Since we are talking about unions, I guess you meant BitOr, right?

It would be good to see which of .append(&mut s) and .extend(s) is more efficient. If it is the latter, we are back to @Hyeonu’s flattening suggestion, except it can be improved to reuse the first allocation:

use std::collections::BTreeSet as Set;

pub
fn union_all (
    sets_iterable: impl IntoIterator<Item = Set<char>>,
) -> Set<char>
{
    let mut sets_iterator = sets_iterable.into_iter();
    if let Some(mut first_set) = sets_iterator.next() {
        first_set.extend(sets_iterator.flatten());
        first_set
    } else {
        Default::default()
    }
}
#8

Oh wow, I didn’t know copied existed!

#9

It does … in nightly :sweat_smile: we will have to wait in stable before we get it, but my comment was aimed to be a future reference :slight_smile:

#10

Can you explain why this is true?

#11

Thanks all for the help here. I’ve got some more reading to do. :slight_smile:

#12

Yep…


append takes both self and other by unique reference, and also says

Moves all elements from other into Self, leaving other empty.

Which basically means it really takes other by value (I’m not sure why the API is designed how it is, if you look into the implementation you see that it essentially does mem::replace(other, BTreeSet::new()) so really should just be taking other by value).

The other unioning methods (union and the BitOr implementation) take both self and other by shared reference, so they cannot mutate either BTreeSet and must instead build a new BTreeSet and clone the values into it. Skimming the source for append it doesn’t do much optimisation based on this, the only thing it handles better than union is not cloning the elements (which shouldn’t really matter for char) and a shortcircuit for the case when one of the two sets is empty.

One other thing that only append exploits is the fact that both incoming values are already sorted, it uses a linear time method to build the tree instead of just using the normal insertion. (BTreeSet::union and BitOr could exploit this as well, but don’t, flatten and extend and other generic iterator methods can’t).

The downside of using append is that it is basically building a new set for each incoming set, whereas using flatten().collect() or extend will only build a single new set and insert all the elements into it.

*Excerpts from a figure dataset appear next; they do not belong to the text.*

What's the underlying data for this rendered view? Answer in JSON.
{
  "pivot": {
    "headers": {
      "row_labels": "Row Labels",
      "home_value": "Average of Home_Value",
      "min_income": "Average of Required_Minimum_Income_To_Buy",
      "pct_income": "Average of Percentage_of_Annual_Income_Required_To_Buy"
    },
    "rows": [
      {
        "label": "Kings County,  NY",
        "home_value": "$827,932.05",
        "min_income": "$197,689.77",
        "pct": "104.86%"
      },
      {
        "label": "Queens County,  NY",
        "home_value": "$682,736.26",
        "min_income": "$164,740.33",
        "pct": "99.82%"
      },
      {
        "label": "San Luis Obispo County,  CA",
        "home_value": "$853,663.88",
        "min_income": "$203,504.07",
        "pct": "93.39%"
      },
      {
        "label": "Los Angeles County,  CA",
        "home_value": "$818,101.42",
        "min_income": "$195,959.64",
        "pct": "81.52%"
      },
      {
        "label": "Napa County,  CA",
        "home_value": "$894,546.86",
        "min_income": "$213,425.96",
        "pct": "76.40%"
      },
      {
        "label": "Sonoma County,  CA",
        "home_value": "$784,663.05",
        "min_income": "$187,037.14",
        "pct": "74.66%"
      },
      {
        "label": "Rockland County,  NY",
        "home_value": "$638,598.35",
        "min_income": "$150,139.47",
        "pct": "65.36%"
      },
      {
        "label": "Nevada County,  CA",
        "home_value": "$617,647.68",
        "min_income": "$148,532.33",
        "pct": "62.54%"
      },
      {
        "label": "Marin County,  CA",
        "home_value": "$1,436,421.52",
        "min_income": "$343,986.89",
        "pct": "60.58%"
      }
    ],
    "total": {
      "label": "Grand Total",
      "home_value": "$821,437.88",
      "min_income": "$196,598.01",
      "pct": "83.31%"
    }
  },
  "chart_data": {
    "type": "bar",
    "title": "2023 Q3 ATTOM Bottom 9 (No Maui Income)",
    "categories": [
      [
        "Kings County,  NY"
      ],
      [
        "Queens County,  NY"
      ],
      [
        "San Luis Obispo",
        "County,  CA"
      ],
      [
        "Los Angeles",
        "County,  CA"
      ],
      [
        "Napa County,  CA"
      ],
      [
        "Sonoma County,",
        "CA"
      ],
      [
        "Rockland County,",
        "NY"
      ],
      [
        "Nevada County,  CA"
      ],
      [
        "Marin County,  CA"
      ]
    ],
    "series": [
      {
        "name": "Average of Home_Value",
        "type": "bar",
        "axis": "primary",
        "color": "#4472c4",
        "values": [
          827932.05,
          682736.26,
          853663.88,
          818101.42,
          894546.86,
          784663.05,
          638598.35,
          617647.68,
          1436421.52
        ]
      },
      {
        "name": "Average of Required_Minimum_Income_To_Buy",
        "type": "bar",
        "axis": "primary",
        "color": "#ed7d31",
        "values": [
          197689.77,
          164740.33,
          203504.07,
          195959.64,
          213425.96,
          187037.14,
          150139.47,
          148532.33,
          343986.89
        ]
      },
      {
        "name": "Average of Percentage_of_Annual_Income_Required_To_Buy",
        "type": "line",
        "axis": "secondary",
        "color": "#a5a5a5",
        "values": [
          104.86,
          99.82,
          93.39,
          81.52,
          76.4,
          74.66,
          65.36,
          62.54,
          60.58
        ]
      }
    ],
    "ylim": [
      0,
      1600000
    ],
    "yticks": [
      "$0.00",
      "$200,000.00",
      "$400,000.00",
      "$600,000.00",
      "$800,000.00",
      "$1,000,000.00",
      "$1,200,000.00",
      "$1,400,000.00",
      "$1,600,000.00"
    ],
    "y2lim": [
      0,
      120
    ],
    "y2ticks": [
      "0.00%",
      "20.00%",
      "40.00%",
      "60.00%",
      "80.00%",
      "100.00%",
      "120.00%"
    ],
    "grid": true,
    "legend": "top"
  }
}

Probably the most optimal way to do this would be to do what append does with a sorted merging iterator, but with all the incoming sets put into the iterator at once instead of two at a time. Unfortunately BTreeMap doesn’t expose its from_sorted_iter method that would be needed to try benchmarking this.

1 Like
#13

Heh, while looking into the implementation of append I realised that reusing the first allocation for it is useless, it already has an optimization to just return the full tree when one is empty. Whereas it might actually be useful for extend here.